Edith Bouvier Beale - Grey Gardens

Grey Gardens

Sickly, alone, and draining money, Beale's mother began to beg her daughter to return to the East Hampton estate in March of 1952. On July 29, 1952, Beale returned to live with her mother in the East Hampton estate Grey Gardens (at 3 West End Road). The home had been purchased for Big Edie in 1923 when it still had one of the finest gardens on the East Coast.

In a 1980 letter to her nephew Bouvier Beale Jr., Beale claimed that: "When my Grandfather died (in 1948), he left $65,000 in trust. Jack B. ("Black Jack" Bouvier, Big Edie’s brother and a Wall Street broker) had only one objective—to grab the Bouvier fund to invest for his daughters (Jackie and Lee) and he did.

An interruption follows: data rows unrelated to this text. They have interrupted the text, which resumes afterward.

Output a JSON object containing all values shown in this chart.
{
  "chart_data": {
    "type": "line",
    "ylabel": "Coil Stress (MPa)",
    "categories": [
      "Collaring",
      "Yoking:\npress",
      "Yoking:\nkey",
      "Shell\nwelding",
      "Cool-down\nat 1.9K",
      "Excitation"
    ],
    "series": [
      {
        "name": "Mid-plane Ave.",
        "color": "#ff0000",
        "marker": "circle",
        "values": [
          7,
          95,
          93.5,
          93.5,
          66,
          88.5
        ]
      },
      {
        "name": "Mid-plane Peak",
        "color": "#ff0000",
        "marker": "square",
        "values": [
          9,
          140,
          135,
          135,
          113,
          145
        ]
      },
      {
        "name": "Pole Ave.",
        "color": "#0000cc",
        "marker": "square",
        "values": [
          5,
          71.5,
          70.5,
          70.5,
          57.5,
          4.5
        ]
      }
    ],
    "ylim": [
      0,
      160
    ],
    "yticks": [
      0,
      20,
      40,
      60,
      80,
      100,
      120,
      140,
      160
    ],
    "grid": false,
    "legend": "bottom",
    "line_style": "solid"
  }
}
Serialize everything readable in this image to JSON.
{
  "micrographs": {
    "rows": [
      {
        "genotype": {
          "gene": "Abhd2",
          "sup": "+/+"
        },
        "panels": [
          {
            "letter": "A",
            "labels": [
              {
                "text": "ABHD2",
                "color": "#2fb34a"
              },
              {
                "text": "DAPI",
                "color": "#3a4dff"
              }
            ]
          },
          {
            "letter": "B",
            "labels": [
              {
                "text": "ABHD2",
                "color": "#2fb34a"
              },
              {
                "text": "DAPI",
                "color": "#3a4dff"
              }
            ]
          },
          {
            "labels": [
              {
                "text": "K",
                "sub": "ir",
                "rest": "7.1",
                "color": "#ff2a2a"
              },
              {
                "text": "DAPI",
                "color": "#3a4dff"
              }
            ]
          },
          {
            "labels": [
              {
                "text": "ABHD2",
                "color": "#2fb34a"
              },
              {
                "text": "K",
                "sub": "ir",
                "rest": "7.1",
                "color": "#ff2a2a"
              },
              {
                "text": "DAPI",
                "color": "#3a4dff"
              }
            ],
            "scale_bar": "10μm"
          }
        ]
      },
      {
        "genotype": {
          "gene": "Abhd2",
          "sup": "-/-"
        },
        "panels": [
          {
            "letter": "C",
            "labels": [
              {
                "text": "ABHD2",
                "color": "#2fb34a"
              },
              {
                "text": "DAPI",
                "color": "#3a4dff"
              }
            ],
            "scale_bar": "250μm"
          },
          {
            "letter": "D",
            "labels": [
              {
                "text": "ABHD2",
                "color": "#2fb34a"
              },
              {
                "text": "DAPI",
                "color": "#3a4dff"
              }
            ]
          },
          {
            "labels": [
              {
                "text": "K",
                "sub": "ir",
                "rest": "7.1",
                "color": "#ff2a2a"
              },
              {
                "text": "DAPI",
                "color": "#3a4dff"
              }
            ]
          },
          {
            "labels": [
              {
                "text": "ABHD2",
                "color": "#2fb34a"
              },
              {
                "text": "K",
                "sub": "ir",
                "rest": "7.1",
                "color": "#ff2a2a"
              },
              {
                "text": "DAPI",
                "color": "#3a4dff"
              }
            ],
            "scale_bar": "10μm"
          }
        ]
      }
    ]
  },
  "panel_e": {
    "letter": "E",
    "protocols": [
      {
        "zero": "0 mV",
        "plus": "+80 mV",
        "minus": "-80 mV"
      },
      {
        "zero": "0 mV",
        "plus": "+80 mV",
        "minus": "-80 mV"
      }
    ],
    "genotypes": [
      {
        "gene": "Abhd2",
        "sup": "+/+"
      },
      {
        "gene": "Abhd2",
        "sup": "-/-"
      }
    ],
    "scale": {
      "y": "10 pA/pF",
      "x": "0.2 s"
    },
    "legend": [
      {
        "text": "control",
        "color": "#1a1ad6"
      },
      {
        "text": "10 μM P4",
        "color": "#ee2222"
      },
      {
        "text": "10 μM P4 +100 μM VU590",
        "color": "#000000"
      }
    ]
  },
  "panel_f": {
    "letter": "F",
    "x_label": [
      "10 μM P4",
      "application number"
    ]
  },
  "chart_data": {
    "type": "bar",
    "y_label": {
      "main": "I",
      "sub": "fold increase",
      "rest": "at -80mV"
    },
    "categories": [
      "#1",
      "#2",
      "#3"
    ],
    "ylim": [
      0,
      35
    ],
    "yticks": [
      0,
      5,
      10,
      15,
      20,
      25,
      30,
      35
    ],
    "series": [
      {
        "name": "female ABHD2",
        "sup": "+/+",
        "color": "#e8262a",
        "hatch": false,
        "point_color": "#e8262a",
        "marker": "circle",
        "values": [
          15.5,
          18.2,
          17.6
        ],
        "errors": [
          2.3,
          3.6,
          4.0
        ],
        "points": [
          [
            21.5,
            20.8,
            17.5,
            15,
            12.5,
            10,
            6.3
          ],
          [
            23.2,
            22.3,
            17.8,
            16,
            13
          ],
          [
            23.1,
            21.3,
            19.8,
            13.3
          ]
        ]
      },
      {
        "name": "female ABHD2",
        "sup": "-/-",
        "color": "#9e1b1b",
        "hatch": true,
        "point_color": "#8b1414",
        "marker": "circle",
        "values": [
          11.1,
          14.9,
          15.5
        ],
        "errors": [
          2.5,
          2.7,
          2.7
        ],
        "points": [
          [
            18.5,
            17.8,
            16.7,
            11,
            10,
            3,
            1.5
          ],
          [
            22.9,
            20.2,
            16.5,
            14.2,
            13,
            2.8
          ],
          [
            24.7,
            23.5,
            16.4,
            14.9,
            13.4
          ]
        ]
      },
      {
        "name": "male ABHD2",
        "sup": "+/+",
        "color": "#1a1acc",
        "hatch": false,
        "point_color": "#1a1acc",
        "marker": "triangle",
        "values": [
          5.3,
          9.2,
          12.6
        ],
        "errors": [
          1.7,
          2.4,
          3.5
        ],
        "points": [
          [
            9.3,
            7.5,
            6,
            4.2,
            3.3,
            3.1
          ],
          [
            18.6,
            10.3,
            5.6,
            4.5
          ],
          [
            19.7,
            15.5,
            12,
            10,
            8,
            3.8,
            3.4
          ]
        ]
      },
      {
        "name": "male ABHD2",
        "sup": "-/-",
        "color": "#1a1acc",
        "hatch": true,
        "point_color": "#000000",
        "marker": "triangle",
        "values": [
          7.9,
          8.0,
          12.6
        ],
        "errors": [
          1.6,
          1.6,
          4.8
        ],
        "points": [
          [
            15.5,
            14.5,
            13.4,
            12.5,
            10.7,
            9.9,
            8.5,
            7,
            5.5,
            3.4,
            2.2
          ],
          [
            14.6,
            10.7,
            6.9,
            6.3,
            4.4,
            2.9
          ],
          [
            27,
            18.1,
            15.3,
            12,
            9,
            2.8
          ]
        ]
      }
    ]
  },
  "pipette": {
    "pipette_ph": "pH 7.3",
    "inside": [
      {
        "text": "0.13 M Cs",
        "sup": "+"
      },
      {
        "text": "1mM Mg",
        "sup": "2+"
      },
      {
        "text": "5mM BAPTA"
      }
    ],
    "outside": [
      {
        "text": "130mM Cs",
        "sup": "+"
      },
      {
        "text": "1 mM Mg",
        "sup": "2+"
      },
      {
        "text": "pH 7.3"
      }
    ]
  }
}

He was supposed to take care of Mother." Instead, Big Edie ended up with $300 per month. Mother and daughter reportedly remained independent by selling off their Tiffany silver item by item.

After the 1963 death of the Beales' caretaker and handyman Tom "Tex" Logan, and a burglary in 1968, the women lived in near isolation and, eventually, poverty.

On October 22, 1971, inspectors from the Suffolk County Health Department raided the house and discovered that it violated numerous building regulations. The story became a national scandal. Health Department officials said they would evict the women unless the house was cleaned. Jacqueline Kennedy Onassis came to the rescue, paying $32,000 to clean the house, install a new furnace and plumbing system, and cart away 1,000 bags of garbage.

The Beales then rose to fame as a result of the Maysles brothers' 1975 direct cinema documentary film Grey Gardens. The film revealed the strong and dysfunctional ties between Mrs. Beale and Little Edie, as well as showcasing the reclusive pair's daily rituals of song, recollections, arguments, and reconciliations. Beale and her mother were each paid $5,000 for the documentary, which featured their daily lives, songs and dances included. They never did obtain a percentage of the film profits as originally allegedly promised by the Maysles brothers. The film was screened for the two Edies in the upstairs hall of Grey Gardens in 1975.